You are viewing a plain text version of this content. The canonical link for it is here.
Posted to user@mahout.apache.org by yamo93 <ya...@gmail.com> on 2012/10/29 15:59:39 UTC
Question on weighted similarities
Hi all,
I have a question on the formula used for weighted similarities in the
class AbstractSimilarity.
I expected to find a simple percentage, as
double scaleFactor = (double) count / (double) (num + 1);
return result * scaleFactor;
But the the code is more complex.
What are the benefits of this approach ?
Rgds,
Yann.
Re: Question on weighted similarities
Posted by Sean Owen <sr...@gmail.com>.
The general idea is that as count grows, it should push the result away
from 0 and towards 1. Or it needs to move towards -1, if the result is
negative.
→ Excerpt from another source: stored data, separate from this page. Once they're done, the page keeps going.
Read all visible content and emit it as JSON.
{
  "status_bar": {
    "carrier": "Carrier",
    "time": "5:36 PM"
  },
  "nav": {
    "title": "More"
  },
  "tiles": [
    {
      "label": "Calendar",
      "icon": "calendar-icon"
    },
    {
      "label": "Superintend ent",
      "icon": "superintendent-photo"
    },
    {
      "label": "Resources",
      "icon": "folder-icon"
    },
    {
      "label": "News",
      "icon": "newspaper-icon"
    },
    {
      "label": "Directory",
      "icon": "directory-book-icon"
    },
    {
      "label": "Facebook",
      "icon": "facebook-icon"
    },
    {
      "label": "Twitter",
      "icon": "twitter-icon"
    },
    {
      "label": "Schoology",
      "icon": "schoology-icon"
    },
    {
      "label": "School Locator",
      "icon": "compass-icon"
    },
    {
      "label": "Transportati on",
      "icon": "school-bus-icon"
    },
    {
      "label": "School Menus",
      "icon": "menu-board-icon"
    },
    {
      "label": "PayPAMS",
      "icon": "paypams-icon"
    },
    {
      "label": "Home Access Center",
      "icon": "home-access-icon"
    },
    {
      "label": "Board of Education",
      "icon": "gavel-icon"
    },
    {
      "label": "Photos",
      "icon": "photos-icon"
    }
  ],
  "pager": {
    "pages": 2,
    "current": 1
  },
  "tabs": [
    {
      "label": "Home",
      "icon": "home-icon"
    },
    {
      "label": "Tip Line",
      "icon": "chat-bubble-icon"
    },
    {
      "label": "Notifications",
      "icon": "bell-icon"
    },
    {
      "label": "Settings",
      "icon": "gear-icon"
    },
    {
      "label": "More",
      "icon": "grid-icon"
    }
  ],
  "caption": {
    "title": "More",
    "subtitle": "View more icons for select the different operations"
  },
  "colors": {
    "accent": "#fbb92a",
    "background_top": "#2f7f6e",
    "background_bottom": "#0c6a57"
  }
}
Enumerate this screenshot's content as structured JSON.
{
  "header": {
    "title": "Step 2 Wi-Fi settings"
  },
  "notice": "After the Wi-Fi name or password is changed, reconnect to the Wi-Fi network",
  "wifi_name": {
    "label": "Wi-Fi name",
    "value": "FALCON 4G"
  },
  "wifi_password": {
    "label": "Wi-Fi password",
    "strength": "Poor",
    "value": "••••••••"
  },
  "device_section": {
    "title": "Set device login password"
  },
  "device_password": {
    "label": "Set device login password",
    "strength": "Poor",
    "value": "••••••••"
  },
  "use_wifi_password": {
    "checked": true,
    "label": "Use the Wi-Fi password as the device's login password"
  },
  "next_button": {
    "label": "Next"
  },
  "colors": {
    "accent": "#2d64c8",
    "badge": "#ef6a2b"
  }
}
It needs to stay in the range [-1,1] too. I think those last two
explain 80% of the apparent extra fuss there, and is why a simple multiply
wouldn't quite work.
I imagine you could write a different, slightly simpler, and possibly more
principled formulation that still matches those goals. The weighting system
is a little arbitrary.
On Mon, Oct 29, 2012 at 2:59 PM, yamo93 <ya...@gmail.com> wrote:
> Hi all,
>
> I have a question on the formula used for weighted similarities in the
> class AbstractSimilarity.
>
> I expected to find a simple percentage, as
> double scaleFactor = (double) count / (double) (num + 1);
> return result * scaleFactor;
>
> But the the code is more complex.
>
> What are the benefits of this approach ?
>
> Rgds,
> Yann.
>